WebSTR: 人类短串联重复变异的全人群数据库。
WebSTR: a population-wide database of short tandem repeat variation in humans.
发表日期:2023 Sep 05
作者:
Oxana Sachenkova Lundström, Max Verbiest, Feifei Xia, Helyaneh Ziaei Jam, Inti Zlobec, Maria Anisimova, Melissa Gymrek
来源:
JOURNAL OF MOLECULAR BIOLOGY
摘要:
短串联重复序列(STRs)是连续重复出现的一到六个核苷酸基序。由于重复单元插入或删除的高普遍性,主要是由于复制过程中的聚合酶滑动,因此它们具有高变异性。在人类中,STRs的遗传变异已被证明会影响一系列特征,包括基因表达、癌症风险和自闭症。直到最近,由于STRs对生物信息学分析提出了重大挑战,因此对其进行了少量研究。

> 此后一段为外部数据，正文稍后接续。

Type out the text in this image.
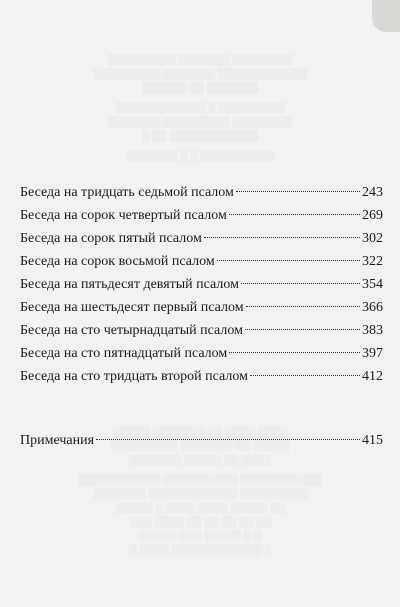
░░░░░░░░░ ░░░░░░░ ░░░░░░░░
░░░░░░░░░ ░░░░░░░ ░░░░░░░░░░░░
░░░░░░ ░░ ░░░░░░░
░░░░░░░░░░░░ ░ ░░░░░░░░░
░░░░░░░ ░░░░░░░░░ ░░░░░░░░
░ ░░ ░░░░░░░░░░░░
░░░░░░░ ░ ░ ░░░░░░░░░░
Беседа на тридцать седьмой псалом	243
Беседа на сорок четвертый псалом	269
Беседа на сорок пятый псалом	302
Беседа на сорок восьмой псалом	322
Беседа на пятьдесят девятый псалом	354
Беседа на шестьдесят первый псалом	366
Беседа на сто четырнадцатый псалом	383
Беседа на сто пятнадцатый псалом	397
Беседа на сто тридцать второй псалом	412
Примечания	415
░░░░░ ░░░░░░░ ░░ ░░░░ ░░░░
░░░░░░░░░ ░░░░░░░ ░░ ░░░░░
░░░░░░░ ░░░░░ ░░ ░░░░
░░░░░░░░░░░ ░░░░░░░░░░ ░░░░░░░░░░░
░░░░░░░ ░░░░░░░░░░░░ ░░░░░░░░░
░░░░░ ░ ░░░░ ░░░░ ░░░░░ ░░
░░░ ░░░░ ░░ ░░ ░░ ░░ ░░
░░░░░ ░░░ ░░░░░ ░ ░
░ ░░░░ ░░░░░░░░░░░░ ░
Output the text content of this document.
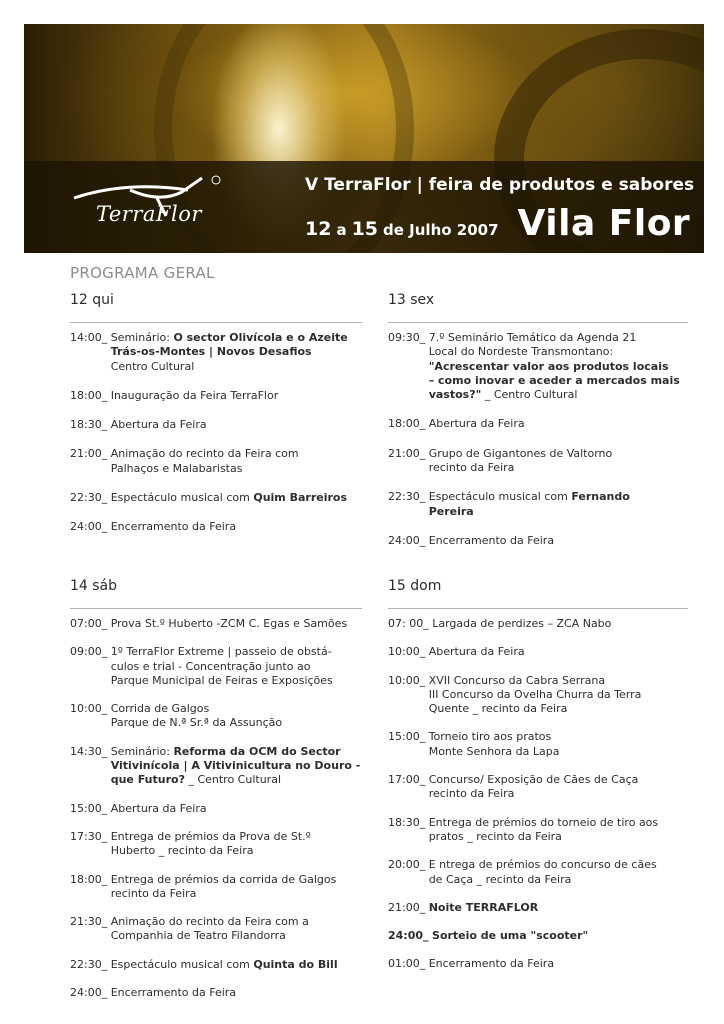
TerraFlor
V TerraFlor | feira de produtos e sabores
12 a 15 de Julho 2007 Vila Flor
PROGRAMA GERAL
12 qui
14:00_ Seminário: O sector Olivícola e o Azeite
Trás-os-Montes | Novos Desafios
Centro Cultural
18:00_ Inauguração da Feira TerraFlor
18:30_ Abertura da Feira
21:00_ Animação do recinto da Feira com
Palhaços e Malabaristas
22:30_ Espectáculo musical com Quim Barreiros
24:00_ Encerramento da Feira
13 sex
09:30_ 7.º Seminário Temático da Agenda 21
Local do Nordeste Transmontano:
"Acrescentar valor aos produtos locais
– como inovar e aceder a mercados mais
vastos?" _ Centro Cultural
18:00_ Abertura da Feira
21:00_ Grupo de Gigantones de Valtorno
recinto da Feira
22:30_ Espectáculo musical com Fernando
Pereira
24:00_ Encerramento da Feira
14 sáb
07:00_ Prova St.º Huberto -ZCM C. Egas e Samões
09:00_ 1º TerraFlor Extreme | passeio de obstá-
culos e trial - Concentração junto ao
Parque Municipal de Feiras e Exposições
10:00_ Corrida de Galgos
Parque de N.ª Sr.ª da Assunção
14:30_ Seminário: Reforma da OCM do Sector
Vitivinícola | A Vitivinicultura no Douro -
que Futuro? _ Centro Cultural
15:00_ Abertura da Feira
17:30_ Entrega de prémios da Prova de St.º
Huberto _ recinto da Feira
18:00_ Entrega de prémios da corrida de Galgos
recinto da Feira
21:30_ Animação do recinto da Feira com a
Companhia de Teatro Filandorra
22:30_ Espectáculo musical com Quinta do Bill
24:00_ Encerramento da Feira
15 dom
07: 00_ Largada de perdizes – ZCA Nabo
10:00_ Abertura da Feira
10:00_ XVII Concurso da Cabra Serrana
III Concurso da Ovelha Churra da Terra
Quente _ recinto da Feira
15:00_ Torneio tiro aos pratos
Monte Senhora da Lapa
17:00_ Concurso/ Exposição de Cães de Caça
recinto da Feira
18:30_ Entrega de prémios do torneio de tiro aos
pratos _ recinto da Feira
20:00_ E ntrega de prémios do concurso de cães
de Caça _ recinto da Feira
21:00_ Noite TERRAFLOR
24:00_ Sorteio de uma "scooter"
01:00_ Encerramento da Feira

此外,对人群规模的基因组范围内STR变异进行全面分析需要大量数据和计算资源。然而,最近出现的基因组范围分析工具为涉及各种人群的数千名个体的近两百万个基因组位点的STR变异提供了多个大型基因组范围的数据集。在这里,我们提出了WebSTR,这是一个关于人类人群中基因组范围STR的遗传变异和其他特征的数据库。WebSTR基于使用最先进的重复注释方法创建的超过170万个人类STR的参考群体,可以轻松扩展以包括其他组或物种。它目前包含基于1000基因组计划、H3Africa、基因型-组织表达(GTEx)项目和来自TCGA数据集的结直肠癌患者的STR基因型的数据。WebSTR以关系型数据库实施,并通过API提供编程访问以及浏览数据的Web门户。Web门户可公开访问,网址为http://webstr.ucsd.edu。版权所有 © 2023 Elsevier Ltd.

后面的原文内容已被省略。